I, Joseph Suarez, began this project independently and am the author of the environment code base, which I continued developing at OpenAI. There, Yilun Du assisted with running experiments and particularly in setting up tournaments for the v1.0 release. Phillip Isola and Igor Mordatch have been invaluable collaborators and advisers through v1.0. I continued working on the environment independently thereafter. The environment has since been my main project; I released v1.1 and v1.2 of both the environment and client independently. I plan to continue developing it as an EECS PhD candidate at MIT under Phillip Isola until someone convinces me that there is a better way to solve AGI.

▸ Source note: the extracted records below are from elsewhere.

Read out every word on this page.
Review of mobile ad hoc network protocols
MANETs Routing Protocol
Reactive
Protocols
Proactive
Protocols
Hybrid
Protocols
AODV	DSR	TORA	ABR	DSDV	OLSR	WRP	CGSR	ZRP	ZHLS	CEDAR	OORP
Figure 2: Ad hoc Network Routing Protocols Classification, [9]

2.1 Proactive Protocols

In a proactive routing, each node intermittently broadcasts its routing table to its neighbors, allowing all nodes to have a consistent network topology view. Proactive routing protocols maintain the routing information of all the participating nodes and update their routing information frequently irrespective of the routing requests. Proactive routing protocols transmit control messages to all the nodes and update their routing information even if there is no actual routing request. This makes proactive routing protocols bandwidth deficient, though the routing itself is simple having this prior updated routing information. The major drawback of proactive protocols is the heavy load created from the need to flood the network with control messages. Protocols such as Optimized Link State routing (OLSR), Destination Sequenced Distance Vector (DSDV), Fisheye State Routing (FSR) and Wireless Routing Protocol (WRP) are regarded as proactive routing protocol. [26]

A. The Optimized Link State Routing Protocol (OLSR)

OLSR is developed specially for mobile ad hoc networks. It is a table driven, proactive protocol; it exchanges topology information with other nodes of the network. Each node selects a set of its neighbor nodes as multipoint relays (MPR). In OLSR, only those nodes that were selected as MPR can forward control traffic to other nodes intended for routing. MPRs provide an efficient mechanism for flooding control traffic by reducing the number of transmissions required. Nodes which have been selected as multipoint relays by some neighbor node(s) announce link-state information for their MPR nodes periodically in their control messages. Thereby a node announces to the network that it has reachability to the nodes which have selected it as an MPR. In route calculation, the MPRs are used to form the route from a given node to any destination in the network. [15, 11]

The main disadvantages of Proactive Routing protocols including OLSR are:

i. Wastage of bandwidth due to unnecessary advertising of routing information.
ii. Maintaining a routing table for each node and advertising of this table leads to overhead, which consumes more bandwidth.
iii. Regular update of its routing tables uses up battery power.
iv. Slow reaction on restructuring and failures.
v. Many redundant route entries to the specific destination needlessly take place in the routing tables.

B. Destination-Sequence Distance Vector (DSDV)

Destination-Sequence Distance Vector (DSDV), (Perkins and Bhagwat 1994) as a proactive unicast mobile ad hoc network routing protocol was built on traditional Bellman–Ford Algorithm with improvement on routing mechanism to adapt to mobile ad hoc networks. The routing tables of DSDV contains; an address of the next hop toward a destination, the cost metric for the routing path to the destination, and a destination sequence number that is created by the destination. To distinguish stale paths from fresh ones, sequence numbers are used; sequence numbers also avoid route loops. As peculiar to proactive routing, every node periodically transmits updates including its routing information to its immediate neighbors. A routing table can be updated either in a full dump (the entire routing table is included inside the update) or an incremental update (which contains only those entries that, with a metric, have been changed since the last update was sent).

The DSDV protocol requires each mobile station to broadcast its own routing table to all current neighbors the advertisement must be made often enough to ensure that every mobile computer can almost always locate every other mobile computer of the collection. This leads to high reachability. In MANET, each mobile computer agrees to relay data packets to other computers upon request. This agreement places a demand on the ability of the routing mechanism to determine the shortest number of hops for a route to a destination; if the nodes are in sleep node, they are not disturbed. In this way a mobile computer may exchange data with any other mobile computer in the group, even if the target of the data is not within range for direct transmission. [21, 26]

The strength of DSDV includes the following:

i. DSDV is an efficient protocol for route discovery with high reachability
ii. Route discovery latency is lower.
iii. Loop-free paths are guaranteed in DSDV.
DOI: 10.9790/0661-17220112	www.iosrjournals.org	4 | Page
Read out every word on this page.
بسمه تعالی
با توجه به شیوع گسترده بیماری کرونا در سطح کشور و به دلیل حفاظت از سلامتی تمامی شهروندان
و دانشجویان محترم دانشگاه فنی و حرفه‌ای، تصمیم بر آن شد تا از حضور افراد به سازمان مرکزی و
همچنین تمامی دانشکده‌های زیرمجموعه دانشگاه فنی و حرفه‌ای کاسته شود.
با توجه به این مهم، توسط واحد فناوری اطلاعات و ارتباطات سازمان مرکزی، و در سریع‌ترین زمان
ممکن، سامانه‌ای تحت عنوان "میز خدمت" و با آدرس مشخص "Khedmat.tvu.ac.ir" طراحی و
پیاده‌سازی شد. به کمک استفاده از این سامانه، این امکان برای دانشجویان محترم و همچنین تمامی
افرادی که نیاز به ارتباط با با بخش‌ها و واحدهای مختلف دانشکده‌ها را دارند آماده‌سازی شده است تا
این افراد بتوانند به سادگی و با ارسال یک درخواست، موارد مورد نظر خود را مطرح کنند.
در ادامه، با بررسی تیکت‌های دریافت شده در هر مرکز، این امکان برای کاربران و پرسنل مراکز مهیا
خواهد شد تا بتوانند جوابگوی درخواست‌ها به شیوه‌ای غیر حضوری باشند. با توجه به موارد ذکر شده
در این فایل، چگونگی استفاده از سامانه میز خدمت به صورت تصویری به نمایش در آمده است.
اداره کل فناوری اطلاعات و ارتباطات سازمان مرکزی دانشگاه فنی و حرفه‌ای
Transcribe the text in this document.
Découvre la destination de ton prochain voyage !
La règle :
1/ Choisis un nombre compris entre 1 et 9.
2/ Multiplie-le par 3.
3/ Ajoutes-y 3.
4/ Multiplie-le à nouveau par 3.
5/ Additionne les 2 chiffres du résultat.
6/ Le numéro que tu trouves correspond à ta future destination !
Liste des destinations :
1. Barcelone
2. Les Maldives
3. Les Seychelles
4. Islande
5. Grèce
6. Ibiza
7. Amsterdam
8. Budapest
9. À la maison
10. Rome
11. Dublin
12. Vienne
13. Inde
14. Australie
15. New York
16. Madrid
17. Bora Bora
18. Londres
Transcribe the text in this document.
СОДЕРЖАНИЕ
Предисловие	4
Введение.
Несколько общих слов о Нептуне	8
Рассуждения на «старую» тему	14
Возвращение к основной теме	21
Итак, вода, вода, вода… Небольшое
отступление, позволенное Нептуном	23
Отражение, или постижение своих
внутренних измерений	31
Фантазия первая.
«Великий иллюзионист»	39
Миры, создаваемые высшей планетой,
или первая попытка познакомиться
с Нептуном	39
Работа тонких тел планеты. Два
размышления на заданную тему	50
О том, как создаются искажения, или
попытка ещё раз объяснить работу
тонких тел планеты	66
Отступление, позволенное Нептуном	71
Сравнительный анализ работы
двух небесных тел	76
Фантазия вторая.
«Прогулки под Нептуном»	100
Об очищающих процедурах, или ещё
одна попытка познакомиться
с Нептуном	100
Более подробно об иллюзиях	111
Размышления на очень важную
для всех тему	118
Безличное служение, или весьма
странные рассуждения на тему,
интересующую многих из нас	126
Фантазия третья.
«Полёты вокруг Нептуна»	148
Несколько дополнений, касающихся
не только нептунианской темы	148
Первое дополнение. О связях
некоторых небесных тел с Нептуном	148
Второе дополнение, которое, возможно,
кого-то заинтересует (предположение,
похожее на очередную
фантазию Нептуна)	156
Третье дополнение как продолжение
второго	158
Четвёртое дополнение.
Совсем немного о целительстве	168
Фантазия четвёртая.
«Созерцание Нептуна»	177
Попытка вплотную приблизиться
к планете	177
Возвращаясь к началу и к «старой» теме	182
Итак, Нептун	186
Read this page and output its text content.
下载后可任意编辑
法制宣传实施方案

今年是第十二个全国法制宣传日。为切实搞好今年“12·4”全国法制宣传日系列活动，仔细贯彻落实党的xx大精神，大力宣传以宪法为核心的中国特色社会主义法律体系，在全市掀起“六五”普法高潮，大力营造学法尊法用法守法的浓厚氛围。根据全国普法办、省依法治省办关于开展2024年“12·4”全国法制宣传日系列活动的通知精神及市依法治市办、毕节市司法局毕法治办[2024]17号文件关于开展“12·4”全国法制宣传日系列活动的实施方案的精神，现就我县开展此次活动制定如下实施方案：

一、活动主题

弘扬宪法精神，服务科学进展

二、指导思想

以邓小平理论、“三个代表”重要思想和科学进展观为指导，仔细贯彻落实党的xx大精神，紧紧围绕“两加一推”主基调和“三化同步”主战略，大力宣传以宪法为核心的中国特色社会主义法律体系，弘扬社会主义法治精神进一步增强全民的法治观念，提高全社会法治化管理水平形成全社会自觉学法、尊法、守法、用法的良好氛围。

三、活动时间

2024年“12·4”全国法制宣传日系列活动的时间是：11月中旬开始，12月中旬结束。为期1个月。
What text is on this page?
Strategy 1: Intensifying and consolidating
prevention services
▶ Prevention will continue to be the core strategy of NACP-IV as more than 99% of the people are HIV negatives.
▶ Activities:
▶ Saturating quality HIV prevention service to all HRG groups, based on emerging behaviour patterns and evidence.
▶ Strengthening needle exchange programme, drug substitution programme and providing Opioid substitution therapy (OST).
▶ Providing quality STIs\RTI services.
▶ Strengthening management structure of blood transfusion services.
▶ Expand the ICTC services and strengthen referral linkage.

The v1.0 environment is registered to OpenAI and available under the MIT license. v1.1 and v1.2 are derivative works. There is a smaller original code base and game kernel that I (Joseph Suarez) retain ownership of, along with associated ideas. I created these before my employment -- the initial commit of the OpenAI neural-mmo repository represents the latest pre-employment timestep.
The legacy THREE.js client was developed independently as a collaboration between myself and Clare Zhu. It was originally created as follow-up work for the paper and blog post, but we ended up merging it in. This is also the reason that the project is split into two repositories. It is registered to us jointly and available under the MIT license.
Everything written in the source and documentation is my own opinion. I do not speak for OpenAI, MIT, Clare, Phillip, or anyone else involved in the project.
Some assets used in this project belong to Jagex, the creators of Runescape, such as
We currently use them for flavor as an homage to the game that inspired the project. We believe these fall under fair use as a not-for-profit project for the advancement of artificial intelligence research -- however, we are more than happy to remove them upon request. We do own the 2D and 3D files for agents, represented by three neurons.